Experiment with price anchoring
As the old saying goes, the best way to sell a $2,000 watch is to put it right next to a $10,000 watch. Why? The principle at work here is a cognitive bias called anchoring. Anchoring refers to the tendency to more heavily consider, or ‘weigh,’ the first piece of information offered when making decisions. For prospects in Western cultures, the first item considered is the one on the left.
In the same book, Poundstone describes another study run by MIT scientists for a mail order business. In the first mailing, one of the women’s clothing items tested was priced at $39. The second mailer offered the item at $34; the third at $44. The outcome: the $39 price point generated higher sales. Specifically, 23% more people bought the dress at $39 than at $34. There was no significant difference in sales at the $34 and $44 price points.
This company also frequently put items on sale and marked them in their catalogs in this way: ‘Regular Price: $X; SALE: $Y’. As you might expect, they saw higher unit sales when the sale prices were highlighted. That is, buyers didn’t know that $Y was a good price unless it was ‘anchored against’ the higher regular price.
Consumers were also more likely to buy an item for $40 if a regular (anchoring) price of $48 was also shown, than if the same item was priced at $39, but with no price anchor. In other words, the anchoring and context of your offer matter more than your price points. So you should definitely test all of these variables within your specific marketing and product mix.
Hide extra costs in bundles
Let’s talk about the selling of accessories, commonly called ‘upsells’. If you’re like most people, you don’t want to pay much extra for these add-ons, even if they provide a better overall solution (10% appears to be the upper end of the ‘just noticeable difference’ cost threshold most people are willing to pay, according to Weber’s Law).
One way to ‘hide’ the extra cost of such upsells is to bundle them with your ‘base’ product (the main product you’re selling). McDonald’s was perhaps the first brand to do this when they asked, ‘Do you want fries with that?’ For example, a burger and drink purchased separately cost US $6.59, while the ‘combo’ was priced at US $6.99. That’s only 40 cents, or about 6%, more for the fries. McDonald’s has sold billions of combos over the years, so this approach clearly works.

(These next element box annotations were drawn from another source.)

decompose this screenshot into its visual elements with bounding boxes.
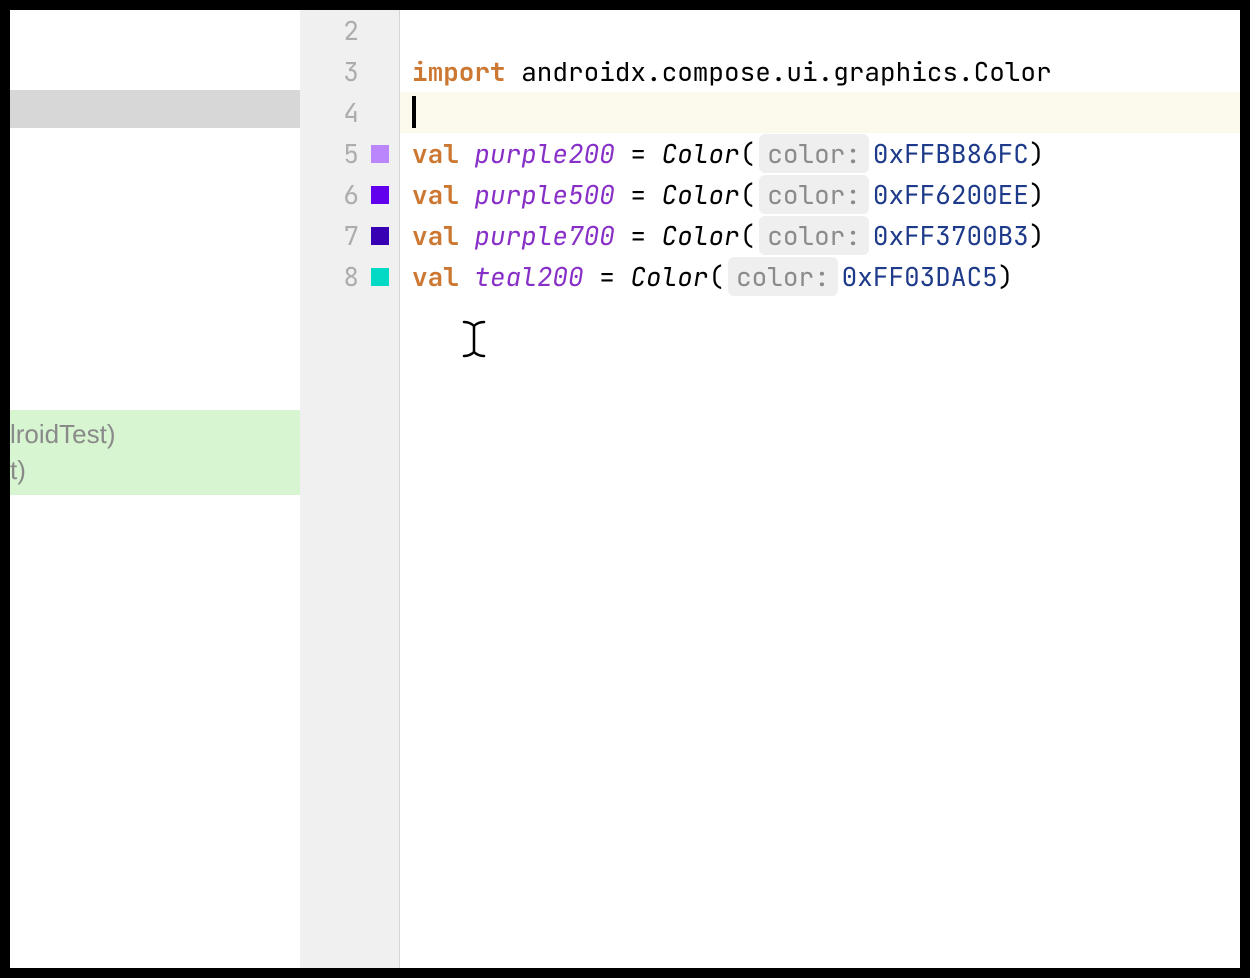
type-name: Color	[662, 177, 740, 212]
color-swatch-icon[interactable]	[371, 186, 389, 204]
identifier: purple500	[474, 177, 614, 212]
gutter-row[interactable]: 7	[300, 215, 399, 256]
keyword: val	[412, 259, 459, 294]
space	[459, 218, 475, 253]
param-hint: color:	[759, 216, 869, 255]
side-panel-item-green[interactable]: lroidTest) t)	[10, 410, 300, 495]
hex-literal: 0xFF6200EE	[873, 177, 1029, 212]
operator: =	[584, 259, 631, 294]
type-name: Color	[662, 136, 740, 171]
identifier: purple200	[474, 136, 614, 171]
paren: )	[1029, 218, 1045, 253]
type-name: Color	[630, 259, 708, 294]
gutter-row[interactable]: 5	[300, 133, 399, 174]
code-line[interactable]: val teal200 = Color(color:0xFF03DAC5)	[400, 256, 1240, 297]
hex-literal: 0xFF03DAC5	[842, 259, 998, 294]
param-hint: color:	[759, 175, 869, 214]
paren: )	[1029, 136, 1045, 171]
line-number: 6	[331, 177, 359, 212]
operator: =	[615, 218, 662, 253]
line-number: 8	[331, 259, 359, 294]
side-panel-text: lroidTest)	[10, 416, 296, 452]
code-editor[interactable]: import androidx.compose.ui.graphics.Colo…	[400, 10, 1240, 968]
code-text: androidx.compose.ui.graphics.Color	[506, 54, 1052, 89]
gutter-row[interactable]: 6	[300, 174, 399, 215]
line-number: 4	[331, 95, 359, 130]
color-swatch-icon[interactable]	[371, 227, 389, 245]
paren: )	[998, 259, 1014, 294]
gutter-row[interactable]: 2	[300, 10, 399, 51]
text-caret	[412, 96, 416, 128]
code-line[interactable]: import androidx.compose.ui.graphics.Colo…	[400, 51, 1240, 92]
space	[459, 136, 475, 171]
color-swatch-icon[interactable]	[371, 268, 389, 286]
side-panel[interactable]: lroidTest) t)	[10, 10, 300, 968]
line-number: 7	[331, 218, 359, 253]
keyword: val	[412, 177, 459, 212]
code-line[interactable]: val purple200 = Color(color:0xFFBB86FC)	[400, 133, 1240, 174]
paren: (	[740, 218, 756, 253]
keyword: val	[412, 218, 459, 253]
param-hint: color:	[728, 257, 838, 296]
hex-literal: 0xFF3700B3	[873, 218, 1029, 253]
gutter-row[interactable]: 3	[300, 51, 399, 92]
line-number: 3	[331, 54, 359, 89]
keyword: import	[412, 54, 506, 89]
identifier: purple700	[474, 218, 614, 253]
code-line-current[interactable]	[400, 92, 1240, 133]
gutter-row[interactable]: 4	[300, 92, 399, 133]
operator: =	[615, 136, 662, 171]
space	[459, 177, 475, 212]
keyword: val	[412, 136, 459, 171]
type-name: Color	[662, 218, 740, 253]
param-hint: color:	[759, 134, 869, 173]
identifier: teal200	[474, 259, 583, 294]
space	[459, 259, 475, 294]
paren: (	[708, 259, 724, 294]
color-swatch-icon[interactable]	[371, 145, 389, 163]
paren: (	[740, 136, 756, 171]
code-line[interactable]: val purple700 = Color(color:0xFF3700B3)	[400, 215, 1240, 256]
side-panel-item-gray[interactable]	[10, 90, 300, 128]
editor-window: lroidTest) t) 2 3 4 5 6 7 8	[10, 10, 1240, 968]
gutter-row[interactable]: 8	[300, 256, 399, 297]
paren: (	[740, 177, 756, 212]
line-number: 2	[331, 13, 359, 48]
code-line[interactable]: val purple500 = Color(color:0xFF6200EE)	[400, 174, 1240, 215]
line-number: 5	[331, 136, 359, 171]
code-line[interactable]	[400, 10, 1240, 51]
hex-literal: 0xFFBB86FC	[873, 136, 1029, 171]
gutter[interactable]: 2 3 4 5 6 7 8	[300, 10, 400, 968]
side-panel-text: t)	[10, 452, 296, 488]
operator: =	[615, 177, 662, 212]
paren: )	[1029, 177, 1045, 212]
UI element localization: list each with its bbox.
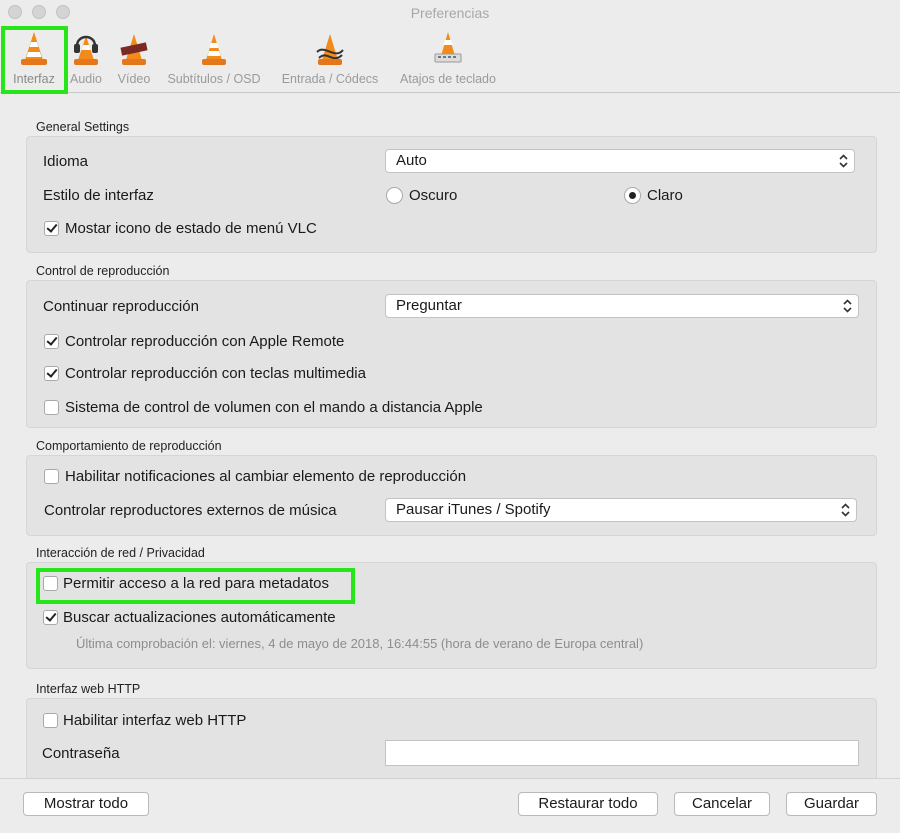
section-title: Interfaz web HTTP [36, 682, 141, 696]
tab-label: Entrada / Códecs [281, 72, 379, 86]
vlc-cone-icon [21, 32, 47, 65]
http-enable-checkbox[interactable] [43, 713, 58, 728]
http-enable-label: Habilitar interfaz web HTTP [63, 712, 247, 729]
external-players-label: Controlar reproductores externos de músi… [44, 502, 337, 519]
notifications-label: Habilitar notificaciones al cambiar elem… [65, 468, 467, 485]
password-field[interactable] [385, 740, 859, 766]
external-players-value: Pausar iTunes / Spotify [396, 501, 551, 518]
http-interface-group [26, 698, 877, 778]
style-light-radio[interactable] [624, 187, 641, 204]
tab-label: Interfaz [13, 72, 55, 86]
cancel-button[interactable]: Cancelar [674, 792, 770, 816]
title-bar: Preferencias [0, 0, 900, 26]
menu-icon-checkbox[interactable] [44, 221, 59, 236]
preferences-toolbar: Interfaz Audio Vídeo Subtítulos / OSD En… [0, 24, 900, 94]
language-select[interactable]: Auto [385, 149, 855, 173]
menu-icon-label: Mostar icono de estado de menú VLC [65, 220, 317, 237]
last-check-note: Última comprobación el: viernes, 4 de ma… [76, 636, 644, 651]
continue-playback-value: Preguntar [396, 297, 462, 314]
tab-keyboard-shortcuts[interactable]: Atajos de teclado [392, 26, 504, 90]
vlc-cone-keyboard-icon [434, 32, 462, 63]
media-keys-checkbox[interactable] [44, 366, 59, 381]
tab-interfaz[interactable]: Interfaz [4, 26, 64, 90]
style-dark-label: Oscuro [409, 187, 458, 204]
window-title: Preferencias [410, 5, 490, 21]
auto-updates-checkbox[interactable] [43, 610, 58, 625]
section-title: Interacción de red / Privacidad [36, 546, 205, 560]
tab-audio[interactable]: Audio [68, 26, 104, 90]
apple-remote-label: Controlar reproducción con Apple Remote [65, 333, 345, 350]
chevron-updown-icon [841, 503, 850, 517]
external-players-select[interactable]: Pausar iTunes / Spotify [385, 498, 857, 522]
section-title: Control de reproducción [36, 264, 170, 278]
apple-remote-checkbox[interactable] [44, 334, 59, 349]
tab-label: Vídeo [117, 72, 151, 86]
style-light-label: Claro [647, 187, 683, 204]
preferences-content: General Settings Idioma Auto Estilo de i… [0, 93, 900, 778]
vlc-cone-subtitles-icon [202, 34, 226, 65]
language-select-value: Auto [396, 152, 427, 169]
tab-label: Audio [70, 72, 102, 86]
language-label: Idioma [43, 153, 89, 170]
vlc-cone-cables-icon [316, 34, 344, 65]
tab-input-codecs[interactable]: Entrada / Códecs [274, 26, 386, 90]
volume-remote-label: Sistema de control de volumen con el man… [65, 399, 483, 416]
section-title: General Settings [36, 120, 130, 134]
tab-subtitles[interactable]: Subtítulos / OSD [160, 26, 268, 90]
save-button[interactable]: Guardar [786, 792, 877, 816]
tab-label: Atajos de teclado [400, 72, 496, 86]
tab-video[interactable]: Vídeo [112, 26, 156, 90]
interface-style-label: Estilo de interfaz [43, 187, 154, 204]
vlc-cone-film-icon [120, 34, 148, 65]
notifications-checkbox[interactable] [44, 469, 59, 484]
show-all-button[interactable]: Mostrar todo [23, 792, 149, 816]
vlc-cone-headphones-icon [74, 35, 98, 65]
metadata-network-checkbox[interactable] [43, 576, 58, 591]
tab-label: Subtítulos / OSD [167, 72, 261, 86]
chevron-updown-icon [843, 299, 852, 313]
chevron-updown-icon [839, 154, 848, 168]
password-label: Contraseña [42, 745, 120, 762]
auto-updates-label: Buscar actualizaciones automáticamente [63, 609, 336, 626]
continue-playback-select[interactable]: Preguntar [385, 294, 859, 318]
section-title: Comportamiento de reproducción [36, 439, 222, 453]
metadata-network-label: Permitir acceso a la red para metadatos [63, 575, 329, 592]
volume-remote-checkbox[interactable] [44, 400, 59, 415]
style-dark-radio[interactable] [386, 187, 403, 204]
continue-playback-label: Continuar reproducción [43, 298, 199, 315]
media-keys-label: Controlar reproducción con teclas multim… [65, 365, 366, 382]
footer-bar: Mostrar todo Restaurar todo Cancelar Gua… [0, 778, 900, 833]
restore-all-button[interactable]: Restaurar todo [518, 792, 658, 816]
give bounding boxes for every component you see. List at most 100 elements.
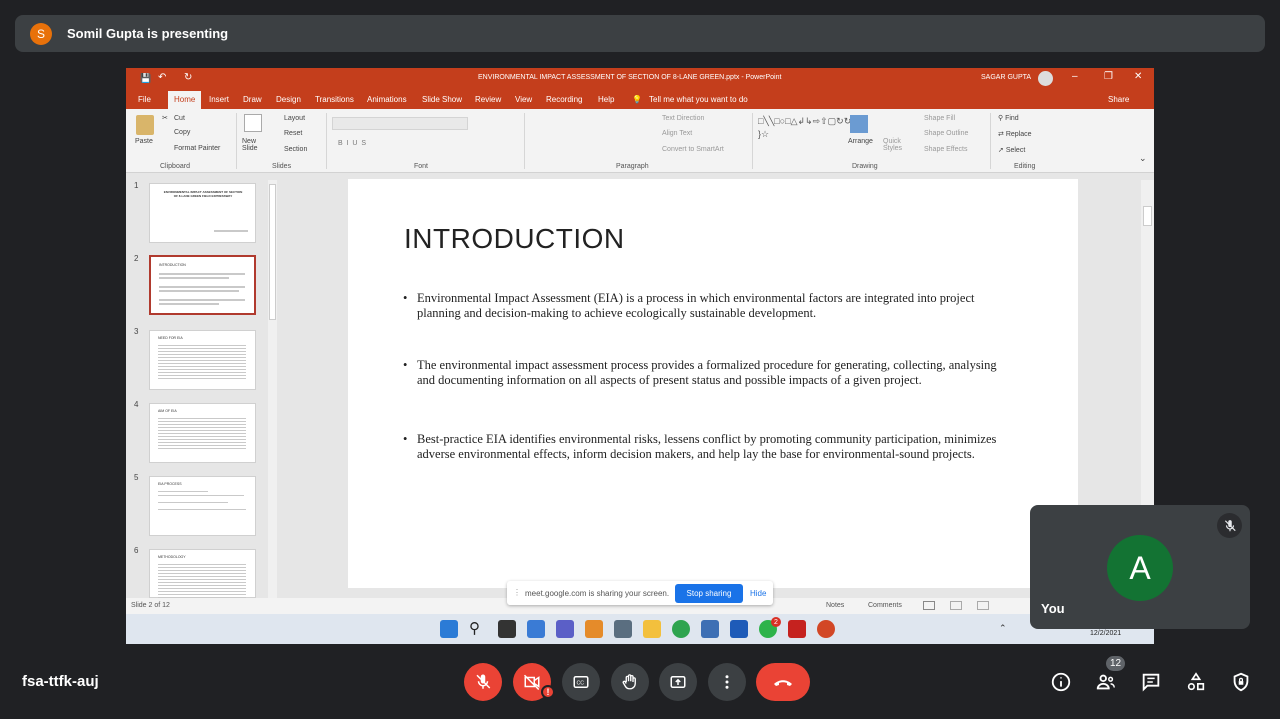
self-video-tile[interactable]: A You — [1030, 505, 1250, 629]
search-icon[interactable]: ⚲ — [469, 619, 487, 637]
acrobat-icon[interactable] — [788, 620, 806, 638]
snipping-icon[interactable] — [585, 620, 603, 638]
cut-icon[interactable]: ✂ — [162, 114, 168, 122]
slide-canvas[interactable]: INTRODUCTION • Environmental Impact Asses… — [348, 179, 1078, 588]
comments-button[interactable]: Comments — [868, 602, 902, 609]
tab-home[interactable]: Home — [168, 91, 202, 109]
scroll-thumb[interactable] — [1143, 206, 1152, 226]
raise-hand-button[interactable] — [611, 663, 649, 701]
share-button[interactable]: Share — [1108, 95, 1129, 104]
stop-sharing-button[interactable]: Stop sharing — [675, 584, 743, 603]
tab-slide-show[interactable]: Slide Show — [422, 95, 462, 104]
meeting-details-button[interactable] — [1047, 668, 1075, 696]
thumbnails-scrollbar[interactable] — [268, 180, 277, 598]
notepad-icon[interactable] — [701, 620, 719, 638]
select-button[interactable]: ➚ Select — [998, 146, 1025, 154]
quick-styles-button[interactable]: Quick Styles — [883, 138, 905, 152]
paste-button[interactable]: Paste — [135, 138, 153, 145]
notes-button[interactable]: Notes — [826, 602, 844, 609]
word-icon[interactable] — [730, 620, 748, 638]
slide-thumbnail-2[interactable]: INTRODUCTION — [149, 255, 256, 315]
convert-smartart-button[interactable]: Convert to SmartArt — [662, 146, 724, 153]
bullet-item[interactable]: • Environmental Impact Assessment (EIA) i… — [403, 291, 1003, 320]
layout-button[interactable]: Layout — [284, 115, 305, 122]
text-direction-button[interactable]: Text Direction — [662, 115, 704, 122]
slide-thumbnail-1[interactable]: ENVIRONMENTAL IMPACT ASSESSMENT OF SECTI… — [149, 183, 256, 243]
camera-toggle-button[interactable]: ! — [513, 663, 555, 701]
arrange-button[interactable]: Arrange — [848, 138, 873, 145]
tab-design[interactable]: Design — [276, 95, 301, 104]
sorter-view-icon[interactable] — [950, 601, 962, 610]
slide-thumbnail-4[interactable]: AIM OF EIA — [149, 403, 256, 463]
task-view-icon[interactable] — [498, 620, 516, 638]
shapes-gallery[interactable]: □╲╲□○□△↲↳⇨⇧▢↻↻{ }☆ — [758, 115, 854, 155]
more-options-button[interactable] — [708, 663, 746, 701]
slide-thumbnail-3[interactable]: NEED FOR EIA — [149, 330, 256, 390]
user-avatar[interactable] — [1038, 71, 1053, 86]
present-button[interactable] — [659, 663, 697, 701]
tab-recording[interactable]: Recording — [546, 95, 582, 104]
find-button[interactable]: ⚲ Find — [998, 114, 1019, 122]
tab-insert[interactable]: Insert — [209, 95, 229, 104]
shape-outline-button[interactable]: Shape Outline — [924, 130, 968, 137]
cut-button[interactable]: Cut — [174, 115, 185, 122]
new-slide-icon[interactable] — [244, 114, 262, 132]
people-button[interactable] — [1092, 668, 1120, 696]
powerpoint-icon[interactable] — [817, 620, 835, 638]
collapse-ribbon-icon[interactable]: ⌄ — [1139, 153, 1147, 164]
start-icon[interactable] — [440, 620, 458, 638]
drag-handle-icon[interactable]: ⋮ — [513, 588, 521, 597]
alert-icon: ! — [541, 685, 555, 699]
format-painter-button[interactable]: Format Painter — [174, 145, 220, 152]
redo-icon[interactable]: ↻ — [184, 72, 192, 83]
chat-icon[interactable] — [556, 620, 574, 638]
maximize-icon[interactable]: ❐ — [1104, 71, 1113, 82]
tray-chevron-icon[interactable]: ⌃ — [999, 623, 1007, 634]
host-controls-button[interactable] — [1227, 668, 1255, 696]
tab-help[interactable]: Help — [598, 95, 614, 104]
tab-animations[interactable]: Animations — [367, 95, 407, 104]
new-slide-button[interactable]: New Slide — [242, 138, 264, 152]
replace-button[interactable]: ⇄ Replace — [998, 130, 1032, 138]
hide-button[interactable]: Hide — [750, 589, 766, 598]
slide-thumbnail-5[interactable]: EIA PROCESS — [149, 476, 256, 536]
activities-button[interactable] — [1182, 668, 1210, 696]
calculator-icon[interactable] — [614, 620, 632, 638]
leave-call-button[interactable] — [756, 663, 810, 701]
mic-toggle-button[interactable] — [464, 663, 502, 701]
captions-button[interactable]: CC — [562, 663, 600, 701]
bullet-item[interactable]: • Best-practice EIA identifies environmen… — [403, 432, 1003, 461]
tell-me-input[interactable]: Tell me what you want to do — [649, 95, 748, 104]
arrange-icon[interactable] — [850, 115, 868, 133]
chrome-icon[interactable] — [672, 620, 690, 638]
tab-transitions[interactable]: Transitions — [315, 95, 354, 104]
shape-effects-button[interactable]: Shape Effects — [924, 146, 967, 153]
file-explorer-icon[interactable] — [643, 620, 661, 638]
tab-file[interactable]: File — [138, 95, 151, 104]
close-icon[interactable]: ✕ — [1134, 71, 1142, 82]
tab-draw[interactable]: Draw — [243, 95, 262, 104]
scroll-thumb[interactable] — [269, 184, 276, 320]
reading-view-icon[interactable] — [977, 601, 989, 610]
section-button[interactable]: Section — [284, 146, 307, 153]
font-name-select[interactable] — [332, 117, 468, 130]
normal-view-icon[interactable] — [923, 601, 935, 610]
slide-thumbnail-6[interactable]: METHODOLOGY — [149, 549, 256, 598]
shape-fill-button[interactable]: Shape Fill — [924, 115, 955, 122]
minimize-icon[interactable]: – — [1072, 71, 1078, 82]
slide-title[interactable]: INTRODUCTION — [404, 223, 625, 255]
tab-review[interactable]: Review — [475, 95, 501, 104]
save-icon[interactable]: 💾 — [140, 73, 151, 84]
tab-view[interactable]: View — [515, 95, 532, 104]
bullet-item[interactable]: • The environmental impact assessment pro… — [403, 358, 1003, 387]
chat-button[interactable] — [1137, 668, 1165, 696]
copy-button[interactable]: Copy — [174, 129, 190, 136]
user-name: SAGAR GUPTA — [981, 74, 1032, 81]
undo-icon[interactable]: ↶ — [158, 72, 166, 83]
font-style-icons[interactable]: B I U S — [338, 140, 366, 147]
align-text-button[interactable]: Align Text — [662, 130, 692, 137]
reset-button[interactable]: Reset — [284, 130, 302, 137]
widgets-icon[interactable] — [527, 620, 545, 638]
paste-icon[interactable] — [136, 115, 154, 135]
windows-taskbar: ⚲ 2 ⌃ 12/2/2021 — [126, 614, 1154, 644]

The same principle applies when you’re marketing your offering. If you can keep your base-plus-accessories bundle price within 10% (or even 15%) of the price of your base product, you should offer the bundle on your product or other sales page.
UK-based bicycle seller Halfords.com does a great job of this, as you can see below.
Here’s another benefit of bundling: you can offer the accessories that generate the highest margins. Amazon.com famously does this with their generic “AmazonBasics’ products and related accessories. It’s your choice whether you want to maximize revenues or profits based on these price manipulations.
For more insights on this approach, read the SmartInsights guide, ‘How to optimize your e-commerce merchandising’.
Wrapping Up
Some say pricing tricks smack of manipulation. I disagree. I say it’s just presenting your products and pricing in the best context and in a way that best meets your business goals. Ultimately, your prospects and customers control their own decision making.
So I invite you to try out some, or all, of these proven pricing techniques. Better yet, test them in a systematic manner using your Web optimization platform. You have nothing to lose, yet higher AOVs and revenues to gain. Plus, doing this only takes a little more design time.